Governors should have no pension as everybody should have a job to do. Equally, we should be very vigilant and prudent in terms of the way we handle resources. However, every geopolitical zone should be able to produce and export and [on a quarterly basis], we would now put into consideration what you have actually brought to the table. We should have a nation where you think not of what you collect from the table but think of what you can bring to the table.
Is the shadowy Kaduna Mafia still in existence and still functioning well in the North?
The mafia… in the sense of Kaduna Mafia, you are talking of a group of people whose interest is about the North and how they can control political power. I think the mafia has grown more than a group now. There are political elite who now don’t see the need to see themselves as a small group called mafia. However they see there is need to protect the interest of a regime and to also protect the political interest of the North. The Kaduna Mafia as of today has grown into political agenda of northern political elite and this is not limited to the elite itself but also the youth wing which they have indoctrinated with that line of thinking.

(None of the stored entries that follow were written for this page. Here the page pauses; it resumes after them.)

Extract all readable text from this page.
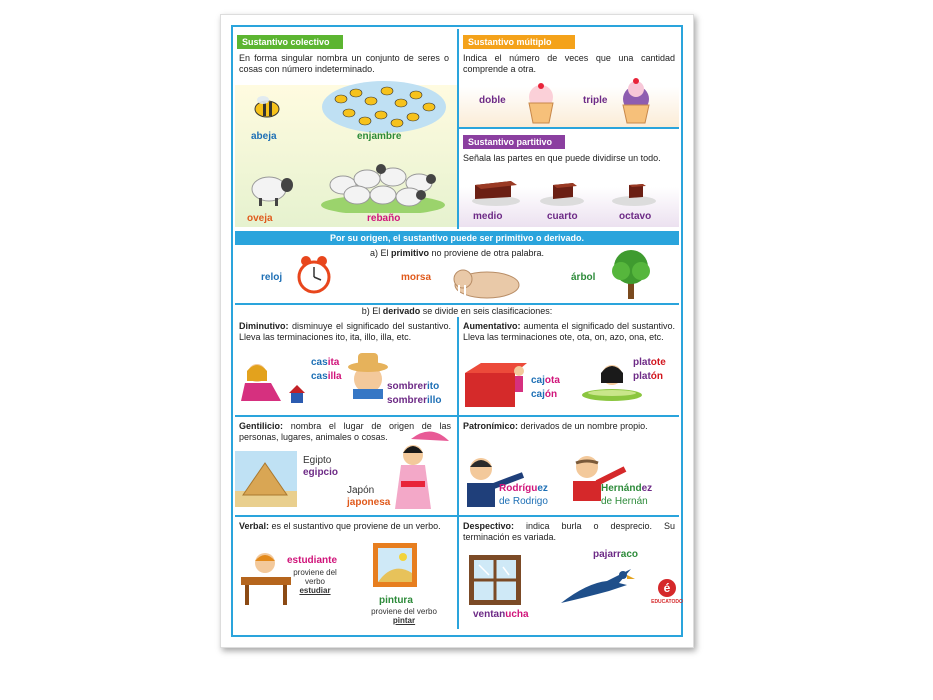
Sustantivo colectivo
En forma singular nombra un conjunto de seres o cosas con número indeterminado.
abeja	enjambre
oveja	rebaño
Sustantivo múltiplo
Indica el número de veces que una cantidad comprende a otra.
doble	triple
Sustantivo partitivo
Señala las partes en que puede dividirse un todo.
medio	cuarto	octavo
Por su origen, el sustantivo puede ser primitivo o derivado.
a) El primitivo no proviene de otra palabra.
reloj	morsa	árbol
b) El derivado se divide en seis clasificaciones:
Diminutivo: disminuye el significado del sustantivo. Lleva las terminaciones ito, ita, illo, illa, etc.
casita
casilla
sombrerito
sombrerillo
Aumentativo: aumenta el significado del sustantivo. Lleva las terminaciones ote, ota, on, azo, ona, etc.
cajota
cajón
platote
platón
Gentilicio: nombra el lugar de origen de las personas, lugares, animales o cosas.
Egipto
egipcio
Japón
japonesa
Patronímico: derivados de un nombre propio.
Rodríguez
de Rodrigo
Hernández
de Hernán
Verbal: es el sustantivo que proviene de un verbo.
estudiante
proviene del verbo
estudiar
pintura
proviene del verbo
pintar
Despectivo: indica burla o desprecio. Su terminación es variada.
ventanucha
pajarraco
é
EDUCATODO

You can see that the mafia has evolved into an internal interest of the conservative that now are always ever present in every government in power. The mafia has transformed into some group of special interest of the northern political elite.

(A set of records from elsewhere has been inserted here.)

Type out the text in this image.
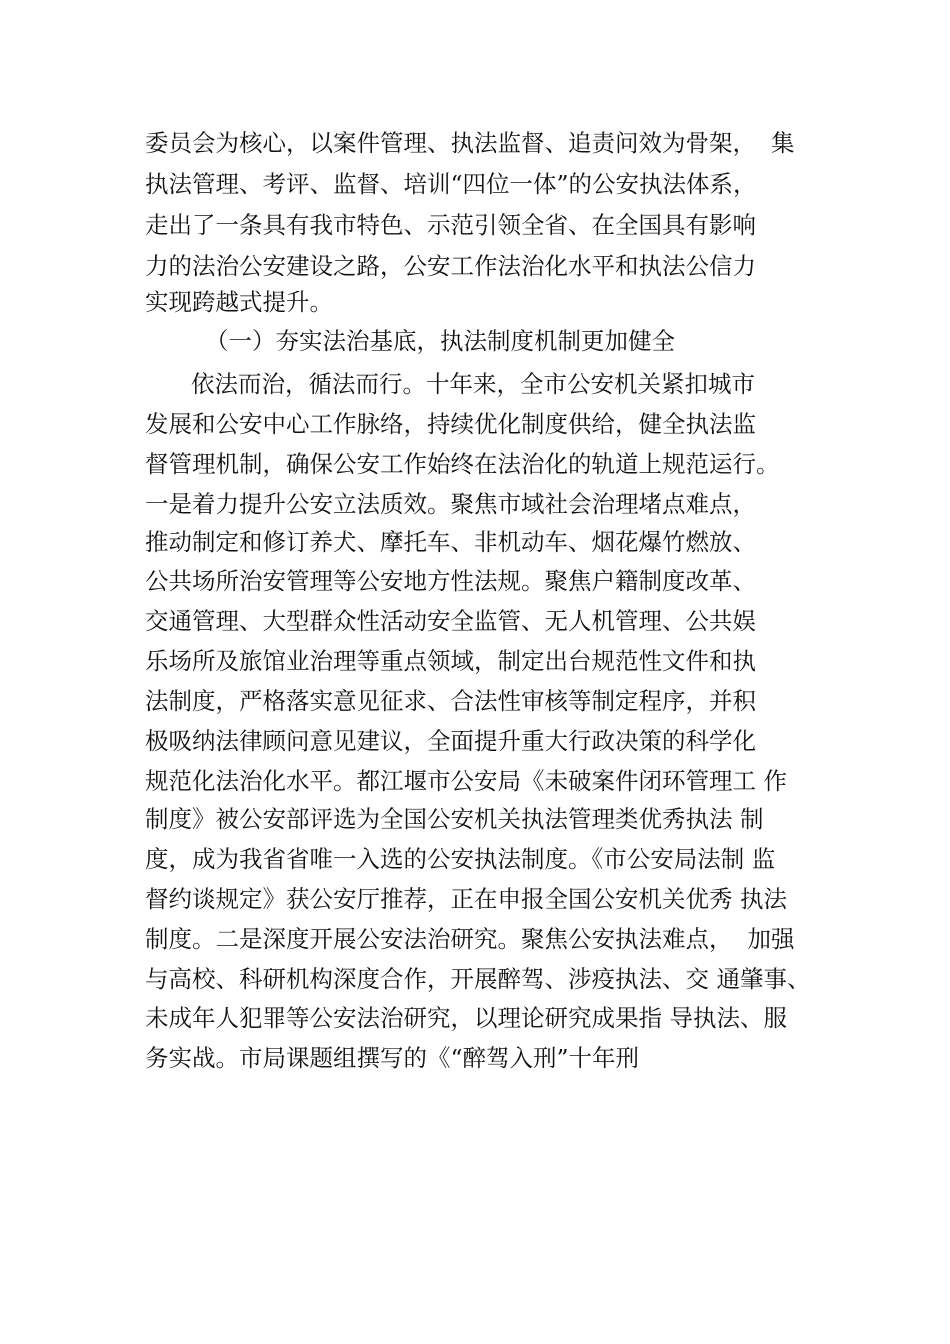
委员会为核心，以案件管理、执法监督、追责问效为骨架，  集
执法管理、考评、监督、培训“四位一体”的公安执法体系，
走出了一条具有我市特色、示范引领全省、在全国具有影响
力的法治公安建设之路，公安工作法治化水平和执法公信力
实现跨越式提升。
（一）夯实法治基底，执法制度机制更加健全
依法而治，循法而行。十年来，全市公安机关紧扣城市
发展和公安中心工作脉络，持续优化制度供给，健全执法监
督管理机制，确保公安工作始终在法治化的轨道上规范运行。
一是着力提升公安立法质效。聚焦市域社会治理堵点难点，
推动制定和修订养犬、摩托车、非机动车、烟花爆竹燃放、
公共场所治安管理等公安地方性法规。聚焦户籍制度改革、
交通管理、大型群众性活动安全监管、无人机管理、公共娱
乐场所及旅馆业治理等重点领域，制定出台规范性文件和执
法制度，严格落实意见征求、合法性审核等制定程序，并积
极吸纳法律顾问意见建议，全面提升重大行政决策的科学化
规范化法治化水平。都江堰市公安局《未破案件闭环管理工 作
制度》被公安部评选为全国公安机关执法管理类优秀执法 制
度，成为我省省唯一入选的公安执法制度。《市公安局法制 监
督约谈规定》获公安厅推荐，正在申报全国公安机关优秀 执法
制度。二是深度开展公安法治研究。聚焦公安执法难点，  加强
与高校、科研机构深度合作，开展醉驾、涉疫执法、交 通肇事、
未成年人犯罪等公安法治研究，以理论研究成果指 导执法、服
务实战。市局课题组撰写的《“醉驾入刑”十年刑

The civil society groups have not been playing their roles as it should be; what do you think is responsible?
I think with the death of Chief Gani Fawehinmi, the death of Dr BekoRansomeKuti, the death of Chima Ubani, there has been progressive decline in the protest of the civil society to engage the government in terms of pressurising it to achieve the aims of nationhood. But the role was different under the military. Our role was combative, but with the return to democracy, most of the civil society activists have dissolved into the system. They are now engaging the ministries of Transport, Health, Works, among others, and through this kind of engagement they have been subsumed into the system and would find it very difficult to raise their voice against injustice, against anti-democratic activities, because they have been taken as part of the system. That is the major problem and a very serious one.
However, we still need a vibrant proactive civil society that would put the government in check. I was reading a press statement recently by a shadowy group and they threatened that they were going to recall me because I have been critical of government policies and programmes and I refused to be a politician and still see myself as an activist criticising policies and programmes and for that I should be recalled. I was so happy with that because it is a compliment in the very sense that it would have been very wrong for anybody to tell me that since I took over office, I have lost the comradeship and the spirit and the fire in me have died. That would have been very painful thing to me. But I think with the claim of that group, it is quite good for me. – Culled from Tribune.